Tribunale di Crotone – Sezione Prima – Sentenza del 05.05.2021
Qualora si proceda, in sede di opposizione ad un decreto ingiuntivo attivato da un coerede per il recupero di un credito del proprio dante causa defunto, a contestare la mancata dimostrazione della qualifica di erede ed il conseguente difetto di legittimazione attiva, per quel che concerne la delazione dell’eredità, tale onere probatorio, anche secondo l’insegnamento consolidato della Suprema Corte, deve ritenersi idoneamente adempiuto con la produzione degli atti dello stato civile, dai quali sia dato coerentemente desumere quel rapporto di parentela con il de cuius che legittimi la successione ai sensi degli artt. 565 e ss cod. civ., dal momento che “i certificati di famiglia sono idonei a provare il grado di parentela tra il defunto e gli attori, fonte della successione legittima” (C. 14605/2005).
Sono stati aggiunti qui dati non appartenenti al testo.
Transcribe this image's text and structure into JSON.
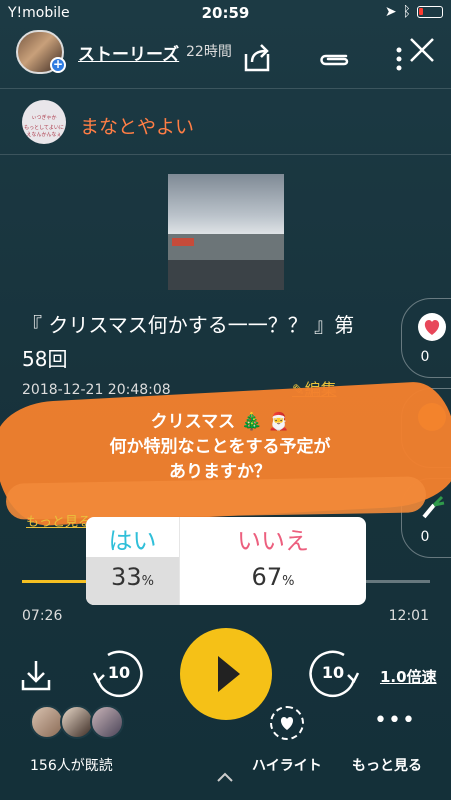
{
  "status_bar": {
    "carrier": "Y!mobile",
    "time": "20:59"
  },
  "header": {
    "stories_label": "ストーリーズ",
    "stories_time": "22時間"
  },
  "channel": {
    "name": "まなとやよい",
    "avatar_text_line1": "ぃつぎゃか",
    "avatar_text_line2": "もっとしてよいにえなんかんなぇ"
  },
  "episode": {
    "title": "『 クリスマス何かする一一？？ 』第58回",
    "datetime": "2018-12-21 20:48:08",
    "edit_label": "編集",
    "more_link": "もっと見る"
  },
  "reactions": [
    {
      "icon": "heart-icon",
      "count": "0",
      "color": "#e8475a"
    },
    {
      "icon": "laugh-icon",
      "count": "",
      "color": "#f5c117"
    },
    {
      "icon": "leek-icon",
      "count": "0",
      "color": "#2f9a4b"
    }
  ],
  "poll": {
    "question_line1": "クリスマス 🎄 🎅",
    "question_line2": "何か特別なことをする予定が",
    "question_line3": "ありますか？",
    "option_yes": "はい",
    "option_no": "いいえ",
    "yes_percent": "33",
    "no_percent": "67",
    "percent_unit": "%",
    "yes_color": "#2fbfd9",
    "no_color": "#ec5f7e"
  },
  "player": {
    "progress": 0.6,
    "elapsed": "07:26",
    "total": "12:01",
    "skip_back": "10",
    "skip_forward": "10",
    "speed": "1.0倍速"
  },
  "footer": {
    "readers_label": "156人が既読",
    "highlight_label": "ハイライト",
    "more_label": "もっと見る",
    "more_dots": "•••"
  },
  "colors": {
    "accent": "#f5c117",
    "channel_name": "#ff7e45",
    "background": "#1c3a44"
  }
}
In questi casi, dunque, se viene prodotto dalla parte interessata un certificato storico di stato di famiglia attestante non solo l’avvenuto decesso del proprio fratello creditore originario ma anche l’inesistenza di coniuge e figli dello stesso, in una alla sussistenza del rapporto di stretta sua parentela con esso defunto, tale documento certificativo assume la qualifica di titolo conferente a tutti gli effetti la qualità di erede ai sensi dell’art. 582 c.c., espressamente rubricato “Concorso del coniuge con ascendenti legittimi, fratelli e sorelle”, con conseguente sua piena legittimazione ad agire in via monitoria per il recupero integrale del credito già vantato dal suo dante causa.
Il Tribunale calabrese, con questa significativa pronuncia, ribadisce un concetto che, in verità, non può non sembrarci quasi scontato al punto da chiederci su quali basi e fondamento giuridici si possa essere basata la contestazione mossa dalla società opponente nel caso di specie. Effettivamente non riusciamo a comprendere, soprattutto se, come sembra di rilevare dalla sentenza, la certificazione anagrafica attestante il rapporto di parentela tra opposta e de cuius e l’insussistenza di altri soggetti (coniuge e figli del defunto) eredi legittimi fosse stata già prodotta a corredo del ricorso per decreto ingiuntivo proposto, la linea difensiva fatta valere dalla opponente, essendo certo ed incontestabile il valore probatorio pieno ed indiscutibile che si debba riconoscere a detti documenti, come è noto frutto di dati e notizie custoditi e gestiti da enti pubblici ed attestati, nei rapporti con i terzi, comprese anche le Autorità Giudiziarie all’occorrenza chiamate in causa, da Pubblici Ufficiali nel pieno delle proprie funzioni istituzionali. Piuttosto, ci sembra importante sottolineare come il Tribunale, a fondamento della propria conclusione, abbia giustamente rilevato che l’accertamento dell’effettivo subentro della opposta nei diritti di credito spettanti al suo dante causa, trattandosi di crediti ereditari, attiene non già alla legittimazione processuale della stessa, da verificare sulla base delle sole allegazioni, ma piuttosto alla titolarità dei rapporto controverso, da stabilirsi solo in base alle prove acquisite al giudizio e quindi all’esito di una loro valutazione critica da parte del giudice di merito, come del resto confermato anche dal pacifico orientamento della Corte Suprema a Sezioni Unite dallo stesso Tribunale espressamente richiamato (Cass. Sez. Unite 16.2.2016 n. 2951, Cass. Sez. Unite 16.5.2013 n. 11830).